Private equity firm Everstone Group has formed an equal joint venture with British solar power company Lightsource BP to set up a £500 million ($710 million or Rs 4,673 crore) India-focussed green energy fund.
The fund, named Green Growth Equity Fund (GGEF), has already received £240 million ($341 million or Rs 2,222 crore) in cornerstone investment from the British government and India’s National Investment and Infrastructure Fund (NIIF). Both institutions have infused £120 million each.
GGEF will be one of the largest India-focused sector-specific PE funds in recent years.
Everstone said in a statement that the joint venture, named EverSource Capital, aims to jointly manage funds focused on contracted power, distribution infrastructure and energy services in India. It will also provide funds and strategic resources to create green energy businesses in partnership with local management teams.
VCCircle had reported last year about the government’s plan to bring in a third-party manager for GGEF.
“By using a pooled investment vehicle and a public-plus-private partnership (PPP) approach, global investors will get the opportunity to be part of this exceptional investment platform,” said Sameer Sain, co-founder and CEO, Everstone Group.
Everstone Group is an India and southeast Asia-focussed investment manager with dedicated private equity and real estate funds. It has about $4 billion in assets under management (AUM) with offices in Singapore, Mumbai, Delhi, Bengaluru, Mauritius and London.
Lightsource BP deals with the development, acquisition and long-term management of international large-scale solar projects and smart energy solutions.
The entity is a strategic partnership between UK’s BP Plc (formerly British Petroleum) and Lightsource, which is Europe’s largest solar developer.
In a bid to re-enter the solar power business, BP had agreed to acquire a 43% stake in Lightsource in December last year to form Lightsource BP.
Lightsource, in its earlier avatar, was formed in 2010. It has since become the largest utility scale solar developer and largest operations and maintenance services provider in Europe with more than $3 billion of capital invested across around 2GW of solar projects globally.
The London-based solar firm plans to quadruple its solar capacity to 8 gigawatt (GW) through large-scale projects in the United States, India, Europe and the Middle East, according to an earlier Reuters report.
Energy space heating up
Foreign investment is crucial for India’s infrastructure and energy space. The country’s renewable energy sector has recorded heightened activity over the past few years, especially after the government in 2015 set a 175 gigawatt capacity addition target.
This led to the entry of several domestic and foreign companies in the wind and solar energy sectors, attracted private investment, accelerated project construction and drove tariffs down.

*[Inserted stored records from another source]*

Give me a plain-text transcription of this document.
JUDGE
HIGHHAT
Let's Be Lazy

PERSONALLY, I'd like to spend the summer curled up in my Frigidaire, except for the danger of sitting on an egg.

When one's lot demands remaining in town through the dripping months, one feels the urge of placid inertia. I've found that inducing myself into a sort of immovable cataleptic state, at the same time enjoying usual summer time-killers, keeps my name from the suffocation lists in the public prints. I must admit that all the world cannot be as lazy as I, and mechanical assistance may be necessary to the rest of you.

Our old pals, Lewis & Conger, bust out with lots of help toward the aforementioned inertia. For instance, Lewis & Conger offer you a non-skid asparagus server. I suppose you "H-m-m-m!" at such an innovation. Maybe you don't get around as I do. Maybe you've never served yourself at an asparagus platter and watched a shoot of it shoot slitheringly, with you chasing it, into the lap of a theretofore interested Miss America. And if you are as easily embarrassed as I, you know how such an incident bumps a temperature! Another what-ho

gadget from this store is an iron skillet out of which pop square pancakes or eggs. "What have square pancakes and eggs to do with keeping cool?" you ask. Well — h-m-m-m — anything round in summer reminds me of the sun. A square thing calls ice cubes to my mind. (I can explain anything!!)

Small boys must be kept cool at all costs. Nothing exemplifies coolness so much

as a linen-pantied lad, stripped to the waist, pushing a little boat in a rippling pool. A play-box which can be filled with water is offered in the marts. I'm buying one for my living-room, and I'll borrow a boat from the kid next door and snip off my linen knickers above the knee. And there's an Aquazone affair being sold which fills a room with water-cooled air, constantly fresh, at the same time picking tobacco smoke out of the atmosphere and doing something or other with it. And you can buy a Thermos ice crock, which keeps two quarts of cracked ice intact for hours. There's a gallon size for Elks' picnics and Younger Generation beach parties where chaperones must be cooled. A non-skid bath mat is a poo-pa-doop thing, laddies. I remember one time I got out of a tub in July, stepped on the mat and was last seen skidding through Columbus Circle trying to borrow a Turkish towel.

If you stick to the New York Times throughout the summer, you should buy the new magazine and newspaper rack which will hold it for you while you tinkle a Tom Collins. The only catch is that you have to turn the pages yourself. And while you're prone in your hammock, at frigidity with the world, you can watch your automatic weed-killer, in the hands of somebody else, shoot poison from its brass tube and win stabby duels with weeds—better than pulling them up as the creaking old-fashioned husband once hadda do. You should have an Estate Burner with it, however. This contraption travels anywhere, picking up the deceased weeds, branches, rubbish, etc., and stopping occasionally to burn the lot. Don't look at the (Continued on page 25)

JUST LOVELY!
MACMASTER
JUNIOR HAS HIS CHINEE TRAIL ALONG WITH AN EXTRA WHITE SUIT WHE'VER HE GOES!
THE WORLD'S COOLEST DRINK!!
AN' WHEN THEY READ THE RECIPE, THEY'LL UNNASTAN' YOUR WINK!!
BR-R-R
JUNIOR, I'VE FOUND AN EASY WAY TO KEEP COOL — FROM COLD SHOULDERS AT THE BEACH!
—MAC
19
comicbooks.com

VCCircle reported on Wednesday that French development financial institution Proparco SA is in talks with two players to set up its own renewable energy platform in India.
Some of the world’s biggest pension funds, including Canada Pension Plan Investment Board and Caisse de dépôt et placement du Québec (CDPQ), are also scouting for deals in India’s solar power sector.
VCCircle reported last month that a large number of renewable energy assets in India could change hands over the next few months.
In a separate deal, ReNew Power Ventures Pvt. Ltd had said it would acquire rival Ostro Energy Pvt. Ltd from private equity firm Actis, striking the largest buyout in India’s renewable power sector and becoming the top green energy company by capacity.
Mint reported earlier this week that ReNew Power is looking to submit a proposal to float a $900 million IPO this year.
The government announced plans to set-up a Rs 40,000 crore ($6 billion) NIIF in 2015 to boost PPP in the infrastructure space. It is aimed at catalysing capital from international and domestic investors into infrastructure and allied sectors in India.
NIIF is slated to invest in greenfield, brownfield and stalled projects. Of the total targeted pool of capital, the government committed Rs 20,000 crore ($3 billion) to be managed by NIIF Limited, the manager of NIIF, through one or more funds to be set up in partnership with other partners.
The remaining Rs 20,000 crore is expected to come from private investors, including sovereign wealth funds from countries such as Russia, Singapore, UK and the UAE.
NIIF’s investment strategy includes a provision to anchor equity, quasi-equity and debt funds in partnership with investors targeting investments in the relevant sectors in India.
In January this year, the NIIF and Dubai-based port operator DP World formed a platform to invest in ports, terminals, transportation and logistics businesses in India. The platform – NIIF’s first – will invest up to $3 billion (nearly Rs 19,100 crore) of equity to acquire assets and develop projects in these sectors.